Agora que Rui Rio foi eleito líder do PSD (poupando-nos novas interpretações das peças para violinos de Chopin), e sendo Rio conhecido, e com mérito, pelo rigor financeiro, estou deveras curioso para saber como irá o PSD criar uma estratégia económica diferente da do PS. Nas eleições legislativas de 2019, o PSD poderá estar condenado a usar como slogan que “lava mais branco”. Isto é, usar a mesma estratégia económica, só que de forma um pouco mais vigorosa.
Poucos sabem disso, pois no meio da algazarra e do chinfrim mediático os assuntos sérios passam muitas vezes despercebidos, mas, a dívida pública, em percentagem do PIB (total da produção do país) já começou a descer em 2017. E, se não houver grandes sobressaltos macroeconómicos, continuará a descer em 2018 e em 2019. Permanece muitíssimo elevada, mas vai no bom caminho. Num artigo publicado aquando da apresentação do orçamento de Estado para 2018, a 13 de outubro, o “Jornal de Negócios” assinalava que Mário Centeno está a proceder à maior redução da dívida pública portuguesa desde os dias em que o falecido Sousa Franco era ministro das finanças, mas com uma diferença crucial: enquanto Sousa Franco pôde contar com importantes receitas provenientes das privatizações (PT; EDP, Cimpor, Brisa), Mário Centeno não pode dispor desses importantes encaixes financeiros.
Desta forma, e sem essas receitas extraordinárias, só há uma forma de reduzir a dívida pública (embora, obviamente, o crescimento económico e a inflação ajudem): com uma muito disciplinada gestão orçamental. No mesmo artigo do “Jornal de Negócios” fazia-se notar que os saldos das contas públicas, se retiráramos da equação os juros da dívida (os “saldos primários”) apresentarão em 2017 e 2018 os maiores excedentes (receitas superiores às despesas) da história da democracia portuguesa, com a exceção do ano em que Jorge Braga de Macedo foi ministro das finanças.
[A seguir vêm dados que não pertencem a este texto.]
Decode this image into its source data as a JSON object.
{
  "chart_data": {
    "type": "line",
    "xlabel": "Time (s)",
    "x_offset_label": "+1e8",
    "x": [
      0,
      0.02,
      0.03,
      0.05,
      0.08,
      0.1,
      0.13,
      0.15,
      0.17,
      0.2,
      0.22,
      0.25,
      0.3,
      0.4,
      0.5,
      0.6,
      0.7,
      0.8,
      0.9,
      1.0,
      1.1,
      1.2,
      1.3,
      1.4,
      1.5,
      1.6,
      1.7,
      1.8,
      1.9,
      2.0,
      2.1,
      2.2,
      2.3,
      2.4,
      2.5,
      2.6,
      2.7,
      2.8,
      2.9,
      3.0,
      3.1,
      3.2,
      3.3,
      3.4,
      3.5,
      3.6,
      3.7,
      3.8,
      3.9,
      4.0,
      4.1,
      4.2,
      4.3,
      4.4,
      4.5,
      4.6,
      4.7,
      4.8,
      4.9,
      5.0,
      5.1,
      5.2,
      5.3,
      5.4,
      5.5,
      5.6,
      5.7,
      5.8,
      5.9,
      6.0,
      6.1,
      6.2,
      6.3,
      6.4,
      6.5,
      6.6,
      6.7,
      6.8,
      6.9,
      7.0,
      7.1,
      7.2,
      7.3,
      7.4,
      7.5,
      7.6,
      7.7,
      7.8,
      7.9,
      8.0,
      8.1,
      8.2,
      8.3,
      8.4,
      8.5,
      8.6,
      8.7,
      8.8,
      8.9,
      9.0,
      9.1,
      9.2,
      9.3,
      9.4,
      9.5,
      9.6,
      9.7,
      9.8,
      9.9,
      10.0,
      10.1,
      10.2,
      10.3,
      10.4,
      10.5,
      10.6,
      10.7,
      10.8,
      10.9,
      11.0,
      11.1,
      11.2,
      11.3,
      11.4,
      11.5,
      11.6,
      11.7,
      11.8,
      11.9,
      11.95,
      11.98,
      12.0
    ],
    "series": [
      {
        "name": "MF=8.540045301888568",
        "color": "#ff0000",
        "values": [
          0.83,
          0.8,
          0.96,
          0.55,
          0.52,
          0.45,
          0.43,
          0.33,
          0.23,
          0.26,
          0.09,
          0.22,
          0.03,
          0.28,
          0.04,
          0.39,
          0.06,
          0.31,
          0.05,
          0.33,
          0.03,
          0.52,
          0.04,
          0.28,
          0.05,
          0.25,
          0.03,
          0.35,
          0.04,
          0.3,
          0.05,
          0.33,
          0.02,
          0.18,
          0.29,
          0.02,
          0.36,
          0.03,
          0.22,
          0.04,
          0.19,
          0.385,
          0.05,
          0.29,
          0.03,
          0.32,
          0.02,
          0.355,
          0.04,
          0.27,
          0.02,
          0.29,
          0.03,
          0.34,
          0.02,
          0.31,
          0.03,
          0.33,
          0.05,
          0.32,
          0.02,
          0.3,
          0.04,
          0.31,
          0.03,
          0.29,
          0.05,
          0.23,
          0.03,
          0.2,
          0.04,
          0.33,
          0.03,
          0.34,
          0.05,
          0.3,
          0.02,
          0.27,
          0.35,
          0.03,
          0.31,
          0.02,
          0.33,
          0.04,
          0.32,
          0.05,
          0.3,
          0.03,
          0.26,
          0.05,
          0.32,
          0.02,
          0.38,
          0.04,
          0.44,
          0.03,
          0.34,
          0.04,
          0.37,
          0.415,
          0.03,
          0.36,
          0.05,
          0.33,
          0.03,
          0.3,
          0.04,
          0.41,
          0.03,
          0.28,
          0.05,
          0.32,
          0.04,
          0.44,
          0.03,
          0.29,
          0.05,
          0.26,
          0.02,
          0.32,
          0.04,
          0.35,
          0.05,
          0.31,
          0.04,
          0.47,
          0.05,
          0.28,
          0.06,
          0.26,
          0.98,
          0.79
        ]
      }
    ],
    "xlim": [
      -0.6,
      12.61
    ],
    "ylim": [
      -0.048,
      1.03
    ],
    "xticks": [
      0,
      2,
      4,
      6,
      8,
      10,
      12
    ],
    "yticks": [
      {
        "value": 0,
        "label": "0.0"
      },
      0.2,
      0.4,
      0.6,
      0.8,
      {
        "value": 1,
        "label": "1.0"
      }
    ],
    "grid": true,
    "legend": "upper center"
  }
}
Centeno está a usar os atuais bons tempos económicos para reduzir ou eliminar o défice do Estado, e para baixar a dívida pública. Receita de manual, que, por muitos anos, e por diversas razões, não pôde ser usada.
Em suma: o governo está a desapertar o cinto, mas só um bocadinho, pois Mário Centeno está bem ciente que a elevadíssima dívida pública é o maior problema económico português, e está a ataca-lo de frente. O deputado do PS João Galamba, que não tenho – talvez por falha de avaliação da minha parte – na conta de um economista ortodoxo neoliberal, já veio dizer que em 2019 dificilmente haverá condições para aumentar os salários dos funcionários públicos, provocando uma reação adversa e imediata do Bloco de Esquerda.
Prudência a gradualismo são, pois, as palavras de ordem. O que nos traz de volta a Rui Rio. O homem da prudência financeira vai tentar dizer coisas sensatas, como que será preciso reduzir ainda mais o défice do Estado, de forma a que haja margem de manobra para, quando for necessário, gastar mais dinheiro, ou baixar impostos, estimulando dessas formas a economia, preparando-nos pois antecipadamente para enfrentar os maus tempos económicos que, inevitavelmente, um dia chegarão. A este discurso de prudência, o PS deverá responder que um apertar excessivo dos gastos do Estado prejudicaria o crescimento da economia, e vão mostrar a obra feita. “O menor défice orçamental da democracia” e “o maior crescimento económico deste século” são frases que, nos próximos meses, vamos ouvir até à exaustão.
O que não quer dizer que sejam ineficazes. As pessoas gostam de andar com um pouco mais de dinheiro no bolso, e, se para além disso, souberem que as contas públicas estão perto do equilíbrio, tanto melhor. Por isso, não vaticino a Rui Rio grandes sucessos nas suas propostas de rigor orçamental acrescido. Será um inimigo mais difícil para o PS com as suas iniciativas de reforma do Estado, a mais emblemática das quais será reservar cadeiras vazias no parlamento para os votos em branco. É uma proposta original, inteligente, emblemática, e à qual será difícil ao PS opor-se com muita garra, pois os votos em branco representam uma frustração genuína: a das pessoas que não se sentem representadas por qualquer partido político, e mesmo assim se dão ao trabalho de saírem de casa para irem votar.
Com mais propostas de género, e se gerarem debate público, o estado de graça do governo de António Costa, ao fim de dois anos, terá chegado ao fim. Será porventura prematuro escrever-lhe o obituário político, mas parece-me evidente que, pela sua seriedade, originalidade, e austeridade, Rui Rio é um adversário mais difícil para o PS do que seria Santana Lopes.